In addition to nuclear material security stress tests, one step that the South Korean summit could take is recognizing that the Obama administration’s four-year objective to secure all vulnerable nuclear material around the globe was an important motivator of international action but that the goal is unlikely to be accomplished by 2013. There is even a danger in strictly hewing to this goal because it conveys the sense that this mission requires only four years when it in fact is a lifetime objective. The security of nuclear materials must evolve and be strengthened as long as these materials exist. That should be one key statement in the 2012 communiqué.

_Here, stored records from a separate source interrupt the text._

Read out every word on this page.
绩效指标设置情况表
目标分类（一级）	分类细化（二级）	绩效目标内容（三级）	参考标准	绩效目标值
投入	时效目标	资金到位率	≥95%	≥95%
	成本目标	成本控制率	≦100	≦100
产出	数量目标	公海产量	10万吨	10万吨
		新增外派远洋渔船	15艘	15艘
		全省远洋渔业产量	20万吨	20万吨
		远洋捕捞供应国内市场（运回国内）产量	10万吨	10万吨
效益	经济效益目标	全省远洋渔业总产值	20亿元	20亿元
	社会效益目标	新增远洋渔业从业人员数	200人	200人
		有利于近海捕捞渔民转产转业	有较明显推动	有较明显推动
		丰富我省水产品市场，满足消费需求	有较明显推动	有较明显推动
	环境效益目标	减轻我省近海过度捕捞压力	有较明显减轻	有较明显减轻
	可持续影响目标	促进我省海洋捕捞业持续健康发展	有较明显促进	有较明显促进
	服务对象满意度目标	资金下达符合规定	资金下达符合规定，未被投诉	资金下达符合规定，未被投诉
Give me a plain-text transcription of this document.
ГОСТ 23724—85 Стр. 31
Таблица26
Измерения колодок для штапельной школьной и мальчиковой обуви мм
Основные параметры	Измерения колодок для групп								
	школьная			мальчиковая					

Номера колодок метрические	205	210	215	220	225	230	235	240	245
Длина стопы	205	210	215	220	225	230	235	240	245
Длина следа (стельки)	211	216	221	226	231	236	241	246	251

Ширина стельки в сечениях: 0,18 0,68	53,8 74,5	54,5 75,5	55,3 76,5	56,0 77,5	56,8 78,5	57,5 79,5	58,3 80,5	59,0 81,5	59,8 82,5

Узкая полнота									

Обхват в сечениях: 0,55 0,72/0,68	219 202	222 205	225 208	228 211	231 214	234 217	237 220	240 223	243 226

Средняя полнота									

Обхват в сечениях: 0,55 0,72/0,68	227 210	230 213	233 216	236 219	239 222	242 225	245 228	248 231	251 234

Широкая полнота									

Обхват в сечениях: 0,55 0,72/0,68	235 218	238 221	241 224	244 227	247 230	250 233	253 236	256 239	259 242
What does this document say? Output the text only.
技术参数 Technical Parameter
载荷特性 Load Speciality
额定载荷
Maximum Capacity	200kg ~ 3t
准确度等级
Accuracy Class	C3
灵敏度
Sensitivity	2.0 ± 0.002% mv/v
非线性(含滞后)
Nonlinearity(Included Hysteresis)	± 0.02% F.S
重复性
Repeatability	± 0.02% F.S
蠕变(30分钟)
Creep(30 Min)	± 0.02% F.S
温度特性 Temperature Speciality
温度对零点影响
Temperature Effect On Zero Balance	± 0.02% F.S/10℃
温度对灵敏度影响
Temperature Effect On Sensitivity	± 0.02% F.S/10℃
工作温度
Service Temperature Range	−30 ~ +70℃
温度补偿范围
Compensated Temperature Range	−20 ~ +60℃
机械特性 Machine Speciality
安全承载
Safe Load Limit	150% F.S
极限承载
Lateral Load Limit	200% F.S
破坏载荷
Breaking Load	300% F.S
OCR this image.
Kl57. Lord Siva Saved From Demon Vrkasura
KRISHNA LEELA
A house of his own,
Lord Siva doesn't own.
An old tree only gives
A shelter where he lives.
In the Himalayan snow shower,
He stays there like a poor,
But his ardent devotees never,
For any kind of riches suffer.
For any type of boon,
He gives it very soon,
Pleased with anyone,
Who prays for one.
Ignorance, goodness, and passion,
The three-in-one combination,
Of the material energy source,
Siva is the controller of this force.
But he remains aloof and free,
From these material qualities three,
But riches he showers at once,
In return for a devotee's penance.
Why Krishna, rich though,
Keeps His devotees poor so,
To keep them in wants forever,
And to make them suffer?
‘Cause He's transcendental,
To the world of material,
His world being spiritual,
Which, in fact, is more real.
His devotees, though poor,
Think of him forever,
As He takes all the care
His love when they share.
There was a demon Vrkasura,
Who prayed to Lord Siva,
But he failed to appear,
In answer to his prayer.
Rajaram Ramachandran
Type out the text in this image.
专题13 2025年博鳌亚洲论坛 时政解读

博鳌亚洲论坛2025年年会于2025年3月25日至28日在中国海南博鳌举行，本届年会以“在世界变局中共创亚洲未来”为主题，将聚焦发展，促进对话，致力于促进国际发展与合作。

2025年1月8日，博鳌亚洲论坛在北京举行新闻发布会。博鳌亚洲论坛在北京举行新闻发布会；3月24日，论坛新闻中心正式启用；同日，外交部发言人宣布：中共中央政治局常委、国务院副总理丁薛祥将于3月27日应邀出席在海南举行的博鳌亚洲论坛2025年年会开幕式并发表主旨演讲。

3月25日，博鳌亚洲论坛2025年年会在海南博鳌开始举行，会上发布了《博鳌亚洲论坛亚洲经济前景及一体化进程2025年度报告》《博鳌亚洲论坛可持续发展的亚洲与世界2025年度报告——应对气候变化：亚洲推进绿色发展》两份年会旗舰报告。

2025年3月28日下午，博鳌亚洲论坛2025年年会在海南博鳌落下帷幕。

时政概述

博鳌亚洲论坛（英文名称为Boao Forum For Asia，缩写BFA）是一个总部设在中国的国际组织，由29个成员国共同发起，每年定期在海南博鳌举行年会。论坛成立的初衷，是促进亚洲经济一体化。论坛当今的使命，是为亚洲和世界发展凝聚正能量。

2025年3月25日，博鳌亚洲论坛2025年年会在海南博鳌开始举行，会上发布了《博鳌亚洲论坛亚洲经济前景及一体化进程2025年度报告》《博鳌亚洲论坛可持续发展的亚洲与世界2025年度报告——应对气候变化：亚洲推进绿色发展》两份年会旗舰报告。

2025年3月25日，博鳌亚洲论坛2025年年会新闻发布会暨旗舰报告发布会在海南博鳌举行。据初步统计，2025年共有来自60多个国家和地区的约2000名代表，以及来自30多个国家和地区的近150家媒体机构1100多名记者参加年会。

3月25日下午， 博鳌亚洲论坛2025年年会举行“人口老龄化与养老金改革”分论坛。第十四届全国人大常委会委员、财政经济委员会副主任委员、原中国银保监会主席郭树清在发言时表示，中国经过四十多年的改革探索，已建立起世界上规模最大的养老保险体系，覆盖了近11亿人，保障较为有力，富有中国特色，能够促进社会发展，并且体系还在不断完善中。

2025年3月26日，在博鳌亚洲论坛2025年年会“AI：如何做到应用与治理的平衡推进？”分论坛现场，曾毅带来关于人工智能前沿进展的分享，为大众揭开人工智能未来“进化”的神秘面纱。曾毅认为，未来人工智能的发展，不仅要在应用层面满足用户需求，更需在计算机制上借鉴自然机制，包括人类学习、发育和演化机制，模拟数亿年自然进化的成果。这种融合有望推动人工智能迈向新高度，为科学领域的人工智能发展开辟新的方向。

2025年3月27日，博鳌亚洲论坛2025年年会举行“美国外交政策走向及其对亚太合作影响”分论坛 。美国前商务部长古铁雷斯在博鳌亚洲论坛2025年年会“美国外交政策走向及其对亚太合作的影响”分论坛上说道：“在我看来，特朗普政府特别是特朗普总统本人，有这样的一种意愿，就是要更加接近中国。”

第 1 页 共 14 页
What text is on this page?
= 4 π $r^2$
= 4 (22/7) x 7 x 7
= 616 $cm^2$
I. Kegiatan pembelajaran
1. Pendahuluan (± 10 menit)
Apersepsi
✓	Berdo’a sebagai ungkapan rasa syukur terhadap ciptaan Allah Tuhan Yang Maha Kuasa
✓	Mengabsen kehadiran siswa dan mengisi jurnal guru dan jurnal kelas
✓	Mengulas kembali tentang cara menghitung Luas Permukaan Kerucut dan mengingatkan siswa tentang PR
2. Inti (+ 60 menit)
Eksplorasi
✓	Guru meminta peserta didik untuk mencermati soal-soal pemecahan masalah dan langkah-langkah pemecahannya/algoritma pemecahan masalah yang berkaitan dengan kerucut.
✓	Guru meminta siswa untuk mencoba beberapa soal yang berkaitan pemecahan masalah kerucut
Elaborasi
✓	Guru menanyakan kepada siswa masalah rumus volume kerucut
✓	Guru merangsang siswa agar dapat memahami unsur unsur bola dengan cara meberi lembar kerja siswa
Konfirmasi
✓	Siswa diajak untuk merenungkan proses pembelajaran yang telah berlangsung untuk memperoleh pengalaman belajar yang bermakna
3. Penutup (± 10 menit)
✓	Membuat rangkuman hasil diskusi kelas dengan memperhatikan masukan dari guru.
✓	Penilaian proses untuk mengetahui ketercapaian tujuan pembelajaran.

Another step is to organize some of the new ideas that have been put forth in the Sherpa process for strengthening the regime. These ideas could include developing HEU management guidelines, countering nuclear smuggling, strengthening nuclear forensics cooperation, and enhancing transportation security.
A third step is to consider endorsing the development of a nuclear material security architecture that will provide cohesion and a driving force. The current nuclear and radiological material security regime does not have an essential organizing document. One proposal is to package the current regime and new initiatives in an international framework agreement. A nuclear material security framework agreement would identify the threats to humankind from vulnerable fissile and radiological materials, especially the threats posed by terrorists, and list actions and commitments required to mitigate them. It especially would allow the subject to be acknowledged at a very high political level as a global priority and then require the adherents to take specific steps to achieve the agreement’s objectives.
This could streamline the existing components of the regime and allow new initiatives to be folded into the agreement over time. It would alleviate some of the overlapping meeting and reporting burdens that are currently placed on governments by the broad spectrum of existing programs.
This type of agreement may run into serious opposition because of bureaucratic resistance or concerns that it could turn into a never-ending multilateral negotiation. Nevertheless, rationalizing the current regime should be a priority at future summits and should be included as an objective in the next communiqué. It also could authorize a small diplomatic working group to prepare a recommendation for the following summit or focus the development process on a coalition of those countries committed to the framework proposal.
Standardize nuclear material security. Each country protects its nuclear materials differently. The IAEA provides detailed technical recommendations for the securing of nuclear facilities, domestic regulations are developed and approved by individual nations, and international conventions provide norms for nuclear material protection, although not all have been approved by all countries. Even with these interrelated guidelines, no universal standard exists for securing nuclear materials and weapons.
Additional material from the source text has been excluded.